2018年春入社予定の大学生らの新卒採用で、県内上場企業の11月末時点の内定者数は、回答した18社中9社で採用計画数に達していないことが11日、下野新聞社の調査で分かった。人手不足を背景とした学生優位の「売り手市場」を受け、来春卒業予定の大学生内定辞退率が6割超との民間調査もあり、県内の上場企業も人材確保に苦慮しているようだ。

  新卒の不足は、少子化や、企業がリーマン・ショック時に抑えた採用を取り戻そうとする動きなどがあるためとされる。18社の採用計画数は896~901人で、内定者数は863人。

  内定者数と計画数について学歴別で見ると、大卒・大学院卒の計画数未達が高卒に比べて目立ち、達成率は、全体で大卒・大学院卒98・4%、高卒109・4%となっている。

  計画数未達の9社は、カワチ薬品、グランディハウス、TKC、滝沢ハム、仙波糖化工業、大日光・エンジニアリング、藤井産業、フライングガーデン、カンセキ。達成率は52・0~95・3%で、100%近い企業もあるが、未達という意味では苦戦を強いられている。
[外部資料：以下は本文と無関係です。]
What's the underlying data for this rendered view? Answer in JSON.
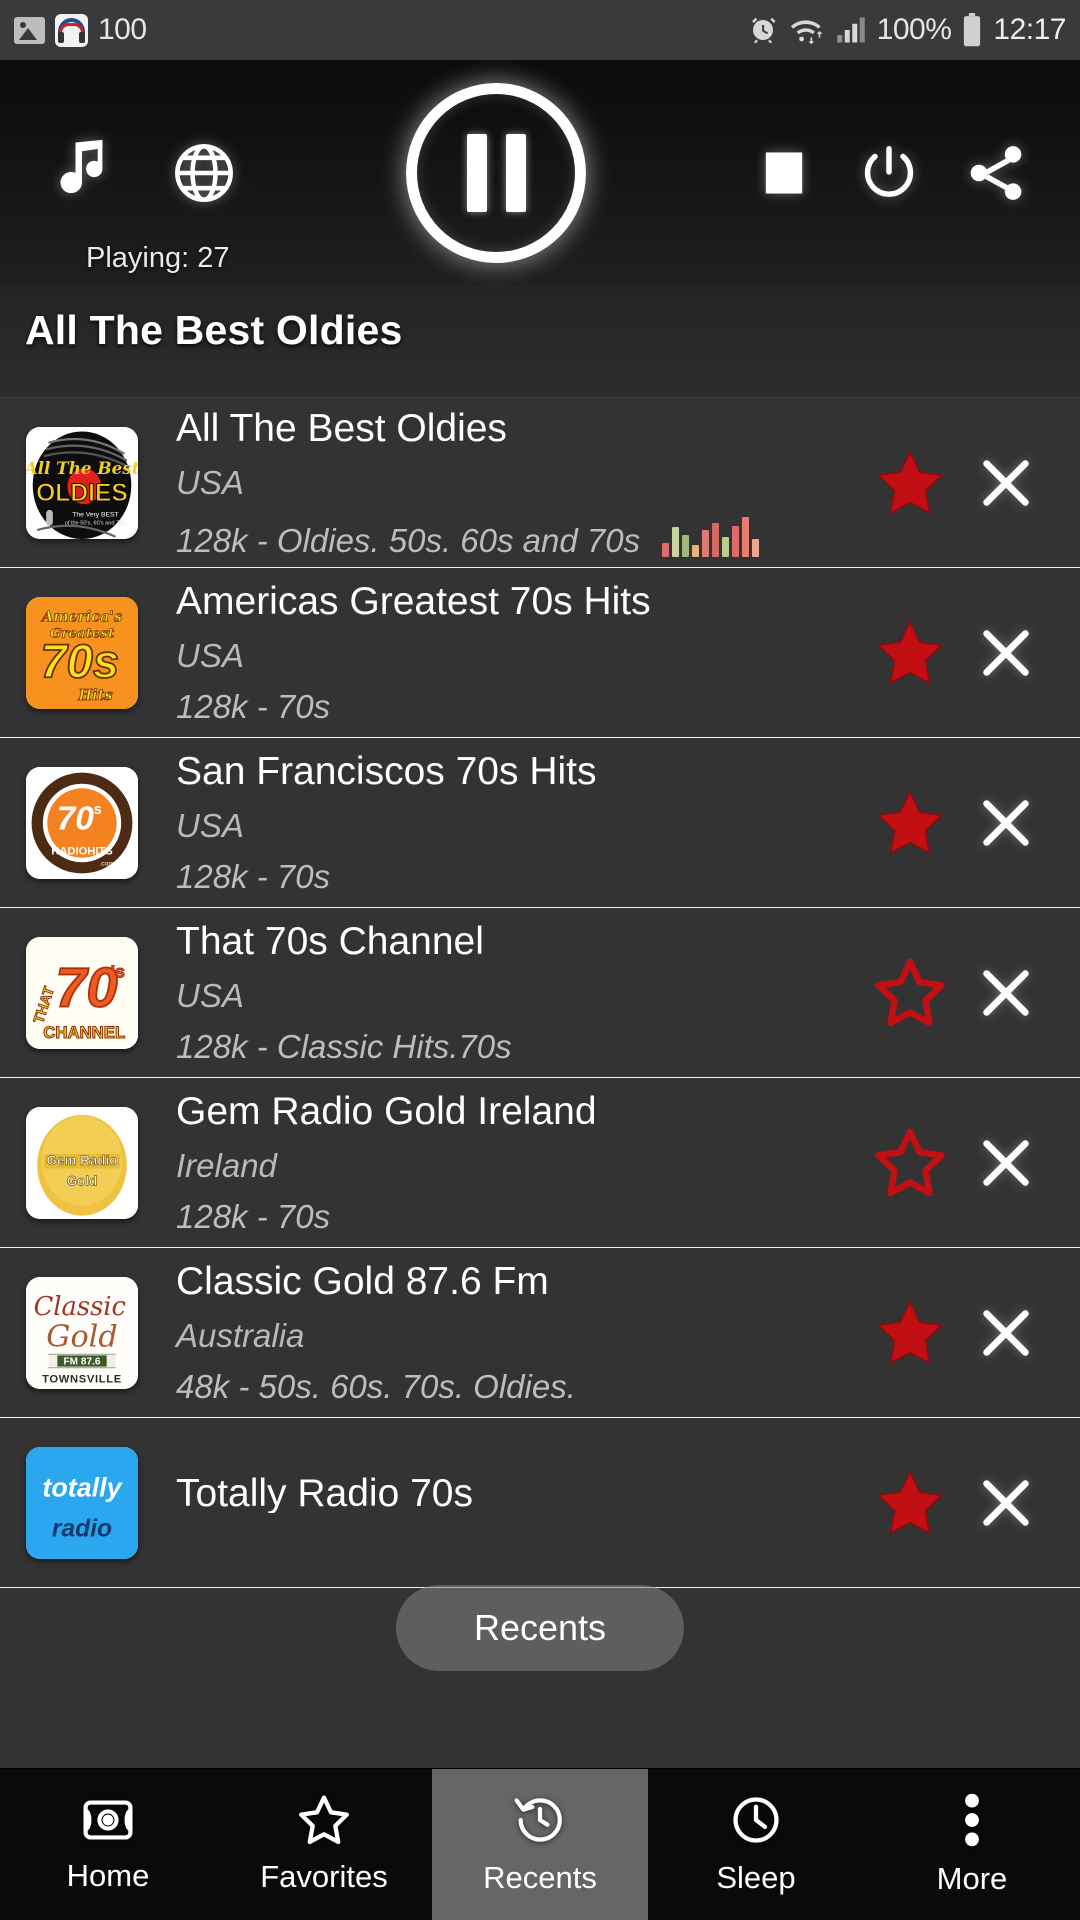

  達成率52・0%はフライングガーデン。新卒について担当者は「内々定段階での辞退者が多かった」と明かす。進行中の新卒選考と中途採用、パート・アルバイトの正社員転換で、本年度内に20人程度を確保したいという。ただ「来季は入社意欲につなげられるよう、懇親会の内容を充実させるなど、内定後のフォローに努めたい」と説明する。

  新卒確保に向け、栃木労働局職業安定課若年担当の森通久(もりみちひさ)さん(42)は情報発信の重要性を指摘し、「自社の業務のほか、働きやすさを重視する学生に対し残業が多くないことなど、雇用管理面をアピールするのも有効だ」と話している。